En el documento, difundido el 9 de febrero de 2026, los empleados afirman: “Google se ha convertido en un engranaje clave de una vergonzosa cadena de empresas privadas que obtienen ganancias con la violenta campaña represiva que el Gobierno federal está implementando”. Además, invitan a sus colegas a unirse para “exigir el fin de este uso indigno de nuestro trabajo”.
Trabajadores piden frenar apoyo tecnológico a la represión migratoria
El movimiento se produce en medio de una creciente indignación social. Ese mismo día, al menos 50 personas fueron detenidas en Mineápolis durante una protesta para conmemorar un mes del asesinato de Renee Good, a manos de un agente de inmigración. Su hermana, Annie Ganger, denunció la violencia sistemática: “Es injusto que el aspecto de una persona determine si su caso recibe más o menos atención”.

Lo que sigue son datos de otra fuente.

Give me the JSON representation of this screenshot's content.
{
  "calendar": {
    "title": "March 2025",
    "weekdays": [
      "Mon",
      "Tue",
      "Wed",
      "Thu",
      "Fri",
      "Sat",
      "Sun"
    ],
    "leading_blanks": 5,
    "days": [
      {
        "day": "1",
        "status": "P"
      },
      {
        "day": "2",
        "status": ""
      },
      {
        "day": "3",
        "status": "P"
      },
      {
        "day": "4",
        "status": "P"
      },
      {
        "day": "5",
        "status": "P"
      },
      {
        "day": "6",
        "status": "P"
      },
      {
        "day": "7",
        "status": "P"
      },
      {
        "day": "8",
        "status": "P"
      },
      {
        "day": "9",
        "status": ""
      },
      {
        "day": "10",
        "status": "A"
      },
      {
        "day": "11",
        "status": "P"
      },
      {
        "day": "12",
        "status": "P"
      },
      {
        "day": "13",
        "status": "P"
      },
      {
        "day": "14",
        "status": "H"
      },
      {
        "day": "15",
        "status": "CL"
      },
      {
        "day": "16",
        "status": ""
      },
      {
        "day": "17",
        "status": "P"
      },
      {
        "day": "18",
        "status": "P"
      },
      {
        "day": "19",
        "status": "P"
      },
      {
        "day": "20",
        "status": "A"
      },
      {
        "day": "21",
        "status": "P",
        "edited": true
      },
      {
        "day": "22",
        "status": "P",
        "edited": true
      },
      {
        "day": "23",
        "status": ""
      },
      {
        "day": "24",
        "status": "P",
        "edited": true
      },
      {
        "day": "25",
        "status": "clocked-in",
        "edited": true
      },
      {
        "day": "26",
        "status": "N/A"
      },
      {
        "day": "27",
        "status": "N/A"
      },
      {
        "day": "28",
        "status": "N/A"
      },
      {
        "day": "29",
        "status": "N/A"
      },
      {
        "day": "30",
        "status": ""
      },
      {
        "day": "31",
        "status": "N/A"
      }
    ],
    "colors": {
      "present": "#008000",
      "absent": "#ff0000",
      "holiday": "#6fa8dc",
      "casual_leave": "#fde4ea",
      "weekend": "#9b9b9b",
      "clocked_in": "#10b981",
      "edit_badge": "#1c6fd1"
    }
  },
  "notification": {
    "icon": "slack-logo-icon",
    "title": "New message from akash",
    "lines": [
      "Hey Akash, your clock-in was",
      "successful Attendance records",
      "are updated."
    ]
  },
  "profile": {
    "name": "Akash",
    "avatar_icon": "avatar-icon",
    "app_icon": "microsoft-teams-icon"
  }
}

Paralelamente, en Minnesota, el inmigrante mexicano Alberto Castañeda Mondragón denunció haber sufrido ocho fracturas de cráneo tras ser golpeado brutalmente por agentes del ICE. Su testimonio contradice la versión oficial, que afirma que “se lanzó intencionalmente contra una pared de ladrillo”.
Por otro lado, una jueza federal en Massachusetts suspendió temporalmente el intercambio de datos entre el IRS, el Seguro Social y el ICE. Esta decisión fue celebrada por organizaciones civiles como una garantía contra represalias hacia familias inmigrantes en plena temporada de impuestos.